Аналогия куска шагрени и книги довольно прозрачна (шагрень широко использовалась для книжных переплетов). Диковина, взывающая к покупателю со стены, напоминает литературный текст и своими «волшебными» свойствами — сочетанием бесконечной пластичности с «силой сопротивления». Так и текст способен производить разные действия, служить любому читателю своего рода волшебным зеркалом: одно и то же для всех напечатано черным по белому, но каждый прочтет то и так, что и как захочет, и что прочтет, тем, возможно, и станет.

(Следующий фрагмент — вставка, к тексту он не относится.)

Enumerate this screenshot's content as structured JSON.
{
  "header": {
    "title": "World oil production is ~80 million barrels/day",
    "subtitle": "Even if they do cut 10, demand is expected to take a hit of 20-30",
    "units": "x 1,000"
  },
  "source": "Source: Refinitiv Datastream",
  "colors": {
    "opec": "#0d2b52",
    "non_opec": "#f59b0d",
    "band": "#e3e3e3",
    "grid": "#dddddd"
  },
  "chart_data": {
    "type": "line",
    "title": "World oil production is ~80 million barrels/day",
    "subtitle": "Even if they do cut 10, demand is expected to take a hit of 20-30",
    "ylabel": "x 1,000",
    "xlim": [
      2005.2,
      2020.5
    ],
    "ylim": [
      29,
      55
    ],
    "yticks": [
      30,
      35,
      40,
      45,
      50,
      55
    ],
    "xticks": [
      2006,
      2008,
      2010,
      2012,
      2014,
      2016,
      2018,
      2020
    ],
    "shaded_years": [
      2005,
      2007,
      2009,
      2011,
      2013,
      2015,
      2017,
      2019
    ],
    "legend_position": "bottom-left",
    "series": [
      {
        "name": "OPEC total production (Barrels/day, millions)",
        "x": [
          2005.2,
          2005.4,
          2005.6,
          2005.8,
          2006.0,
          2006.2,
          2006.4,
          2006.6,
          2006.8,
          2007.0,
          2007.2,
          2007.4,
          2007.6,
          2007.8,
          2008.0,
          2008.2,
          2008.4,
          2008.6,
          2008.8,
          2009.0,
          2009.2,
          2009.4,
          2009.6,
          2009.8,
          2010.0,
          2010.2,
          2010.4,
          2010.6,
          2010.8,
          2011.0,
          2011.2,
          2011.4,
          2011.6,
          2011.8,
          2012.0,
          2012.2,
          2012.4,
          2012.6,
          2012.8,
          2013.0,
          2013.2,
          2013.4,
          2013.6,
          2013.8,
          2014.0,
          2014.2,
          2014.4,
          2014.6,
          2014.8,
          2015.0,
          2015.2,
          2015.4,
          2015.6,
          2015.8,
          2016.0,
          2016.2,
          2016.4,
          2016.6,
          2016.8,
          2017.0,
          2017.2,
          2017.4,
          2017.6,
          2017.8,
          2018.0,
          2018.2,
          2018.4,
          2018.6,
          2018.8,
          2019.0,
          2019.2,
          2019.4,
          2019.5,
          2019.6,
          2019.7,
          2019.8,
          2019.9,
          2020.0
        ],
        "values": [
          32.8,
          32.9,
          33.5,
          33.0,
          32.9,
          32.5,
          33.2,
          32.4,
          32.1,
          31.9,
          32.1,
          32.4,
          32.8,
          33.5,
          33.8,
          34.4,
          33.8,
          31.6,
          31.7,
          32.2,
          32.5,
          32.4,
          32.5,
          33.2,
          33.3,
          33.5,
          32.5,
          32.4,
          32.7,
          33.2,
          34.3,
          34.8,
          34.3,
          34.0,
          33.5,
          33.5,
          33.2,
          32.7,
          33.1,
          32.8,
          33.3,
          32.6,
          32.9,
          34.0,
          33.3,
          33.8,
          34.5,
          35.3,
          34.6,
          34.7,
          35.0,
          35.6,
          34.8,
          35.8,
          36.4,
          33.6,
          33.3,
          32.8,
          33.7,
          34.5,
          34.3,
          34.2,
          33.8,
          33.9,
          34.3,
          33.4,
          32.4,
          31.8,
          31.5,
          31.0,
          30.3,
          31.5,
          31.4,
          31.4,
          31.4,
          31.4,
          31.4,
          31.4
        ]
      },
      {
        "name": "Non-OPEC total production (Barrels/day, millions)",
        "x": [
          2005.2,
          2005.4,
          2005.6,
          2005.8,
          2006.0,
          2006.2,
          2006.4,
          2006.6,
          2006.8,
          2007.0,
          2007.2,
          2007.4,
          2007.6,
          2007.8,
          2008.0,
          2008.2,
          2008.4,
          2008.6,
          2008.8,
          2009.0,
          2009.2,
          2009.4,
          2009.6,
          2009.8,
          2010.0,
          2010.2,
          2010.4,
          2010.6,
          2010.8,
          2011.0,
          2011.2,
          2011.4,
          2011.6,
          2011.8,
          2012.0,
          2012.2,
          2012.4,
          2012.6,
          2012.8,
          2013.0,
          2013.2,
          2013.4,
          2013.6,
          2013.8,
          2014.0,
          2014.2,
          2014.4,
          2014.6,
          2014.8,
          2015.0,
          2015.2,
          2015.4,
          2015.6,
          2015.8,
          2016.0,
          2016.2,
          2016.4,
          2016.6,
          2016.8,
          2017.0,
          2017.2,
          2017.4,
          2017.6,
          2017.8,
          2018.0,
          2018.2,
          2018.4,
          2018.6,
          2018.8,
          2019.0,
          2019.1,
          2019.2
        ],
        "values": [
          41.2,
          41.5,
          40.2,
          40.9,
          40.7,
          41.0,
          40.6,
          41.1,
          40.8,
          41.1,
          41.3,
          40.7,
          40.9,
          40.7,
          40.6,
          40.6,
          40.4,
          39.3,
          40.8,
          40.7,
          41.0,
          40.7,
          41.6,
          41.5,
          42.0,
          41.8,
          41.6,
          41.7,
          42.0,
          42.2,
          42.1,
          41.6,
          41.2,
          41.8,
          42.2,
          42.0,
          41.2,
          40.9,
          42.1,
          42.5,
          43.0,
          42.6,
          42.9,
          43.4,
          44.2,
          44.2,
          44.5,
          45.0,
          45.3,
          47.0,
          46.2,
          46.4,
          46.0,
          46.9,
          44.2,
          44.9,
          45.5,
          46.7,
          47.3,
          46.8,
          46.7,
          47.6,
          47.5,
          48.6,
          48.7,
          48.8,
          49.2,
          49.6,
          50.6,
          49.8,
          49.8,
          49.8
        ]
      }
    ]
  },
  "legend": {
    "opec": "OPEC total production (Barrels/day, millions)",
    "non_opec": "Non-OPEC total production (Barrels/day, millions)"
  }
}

Читая роман, вы всегда рискуете, поскольку «вторично создаете себя, точно наперекор Господу Богу» (268). Пакт, заключенный Рафаэлем в лавке антиквара, похож на литературный пакт еще и вот чем: время, которое мы отдаем чтению, тоже в каком-то смысле вычитается из времени нашей жизни — а уж бесплодно или продуктивно это вычитание, зависит от ценности приобретаемого опыта. Любой читатель любого романа сталкивается в воображении с мерой своих желаний, то есть, по сути, оказывается в ситуации Рафаэля. Как и герой, мы подвергаемся испытанию, — как и герой, не сразу отдаем себе в этом отчет.

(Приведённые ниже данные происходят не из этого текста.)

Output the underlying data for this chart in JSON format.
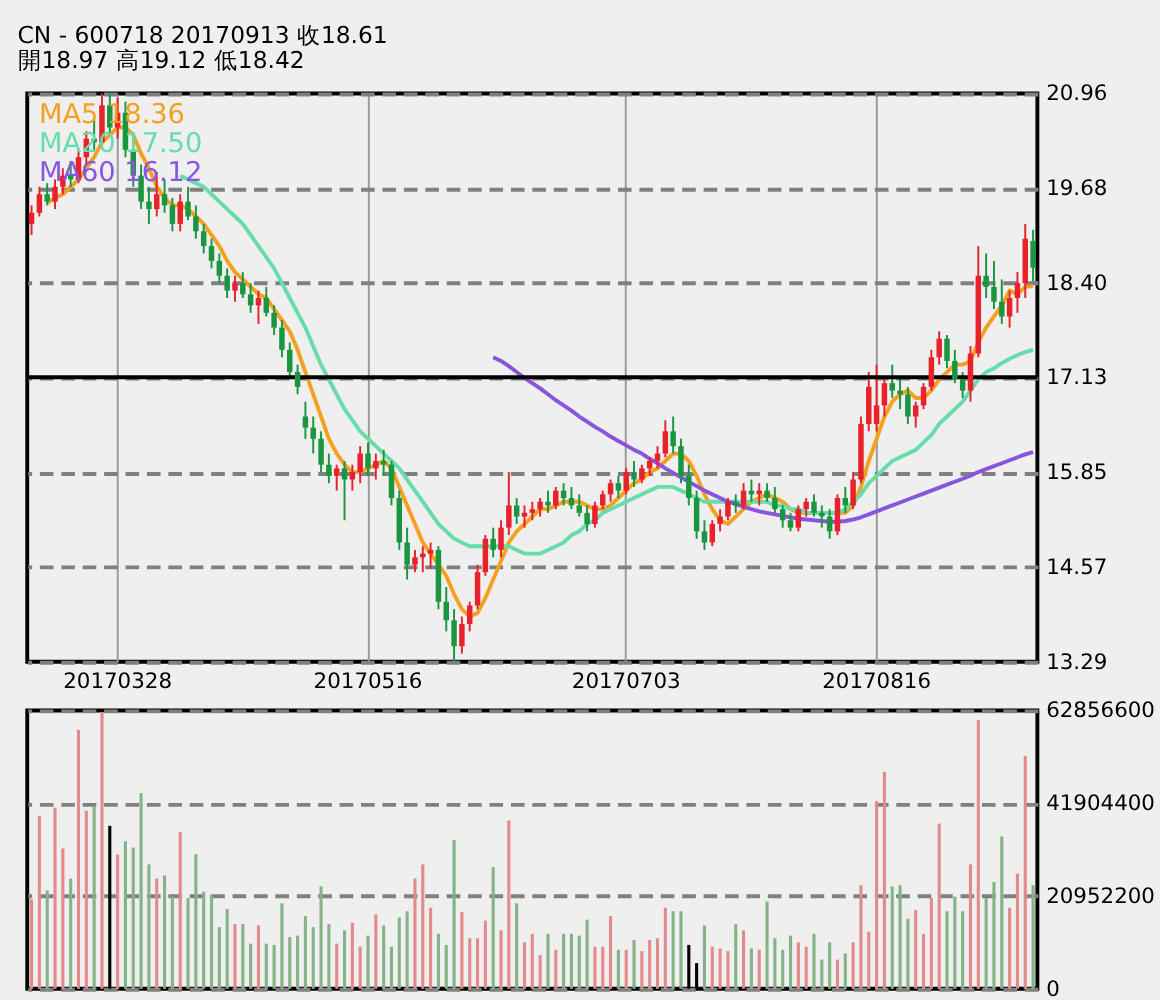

Человек у Бальзака — существо желающее, то есть расположенное в воображении забегать вперед себя, переступать пределы рутинной жизнедеятельности, положенные природой и охраняемые природными потребностями. Для «современного» индивида — расщепленного, нецельного, неравновесного — нет жизни вне и помимо желания. В то же время самосозидание и саморазрушение, вдохновляемые желанием, коварно похожи друг на друга. Для нас в данном случае важно, что бальзаковский роман не только тематизирует желание, но включает его проблематику в условия пакта между автором и читателем.

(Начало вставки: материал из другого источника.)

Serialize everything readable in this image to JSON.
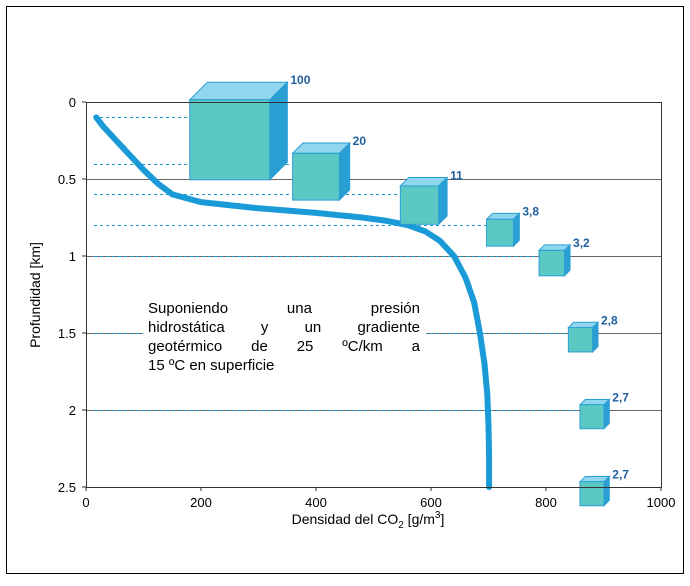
{
  "chart_data": {
    "type": "line",
    "xlabel": "Densidad del CO",
    "xlabel_sub": "2",
    "xlabel_unit_pre": " [g/m",
    "xlabel_unit_sup": "3",
    "xlabel_unit_post": "]",
    "ylabel": "Profundidad [km]",
    "xlim": [
      0,
      1000
    ],
    "ylim": [
      0,
      2.5
    ],
    "y_inverted": true,
    "x_ticks": [
      "0",
      "200",
      "400",
      "600",
      "800",
      "1000"
    ],
    "y_ticks": [
      "0",
      "0.5",
      "1",
      "1.5",
      "2",
      "2.5"
    ],
    "grid": "horizontal",
    "series": [
      {
        "color": "#1a9bd7",
        "x": [
          18,
          30,
          50,
          75,
          100,
          125,
          150,
          200,
          300,
          400,
          480,
          520,
          560,
          590,
          615,
          640,
          660,
          675,
          685,
          693,
          698,
          700,
          701,
          701
        ],
        "y": [
          0.1,
          0.16,
          0.24,
          0.34,
          0.44,
          0.53,
          0.6,
          0.65,
          0.69,
          0.72,
          0.75,
          0.77,
          0.8,
          0.84,
          0.9,
          1.0,
          1.14,
          1.3,
          1.5,
          1.7,
          1.9,
          2.1,
          2.3,
          2.5
        ]
      }
    ],
    "cubes": [
      {
        "label": "100",
        "depth": 0.1,
        "density": 250
      },
      {
        "label": "20",
        "depth": 0.4,
        "density": 400
      },
      {
        "label": "11",
        "depth": 0.6,
        "density": 580
      },
      {
        "label": "3,8",
        "depth": 0.8,
        "density": 720
      },
      {
        "label": "3,2",
        "depth": 1.0,
        "density": 810
      },
      {
        "label": "2,8",
        "depth": 1.5,
        "density": 860
      },
      {
        "label": "2,7",
        "depth": 2.0,
        "density": 880
      },
      {
        "label": "2,7",
        "depth": 2.5,
        "density": 880
      }
    ],
    "annotation": [
      "Suponiendo una presión",
      "hidrostática y un gradiente",
      "geotérmico de 25 ºC/km a",
      "15 ºC en superficie"
    ],
    "colors": {
      "curve": "#1a9bd7",
      "cube_front": "#5cc8c4",
      "cube_top": "#8fd6ee",
      "cube_side": "#2a9fd4",
      "depth_lines": "#1a9bd7",
      "grid": "#666666"
    }
  }
}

Первое желание, высказываемое Рафаэлем в качестве владельца шагреневой кожи, тут же материализуется в виде оргии в особняке банкира Тайфера. Подробное описание этого пира чувств и бойкого столичного интеллекта резюмируется словами повествователя: «это была картина и книга одновременно» (145). Сквозь великолепие картины-книги сквозит, как замечено тут же, «нечто такое, что должно сильно действовать на воображение бедняка» (142). Таким образом, оргия предстает как нечто объективное и субъективное разом: столько же «кусок действительности», сколько, по-видимому, продукт воображения героя. И если до этого момента мы себя с ним сочувственно и безусловно ассоциировали, то начиная с этой точки отношения наши определяются варьируемой критической дистанцией.
Рафаэль и сам подозревает собственное воображение в несвободе, в присутствии в нем элемента «вульгарности», то есть вторичности. Он признает, например, пошлость того обстоятельства, что его любовь, как бы свободно избирающая себе предмет, в реальности накрепко повязана «пристрастием к блондам, бархату, тонкому батисту, к фокусам парикмахера, к свечам, карете, титулу, геральдическим коронам на хрустале» (199). От тщеславия, этой повальной «современной» болезни, он бессилен излечить себя и может только, как его друг и умнейший из докторов Бьяншон, занять наблюдательно-выжидающую позицию. Что победит в конце концов — социальная предопределенность или естественная одаренность? Окажется ли он способен на такое желание, которое своей ценностью не уступало бы времени жизни, требуемому «в уплату»?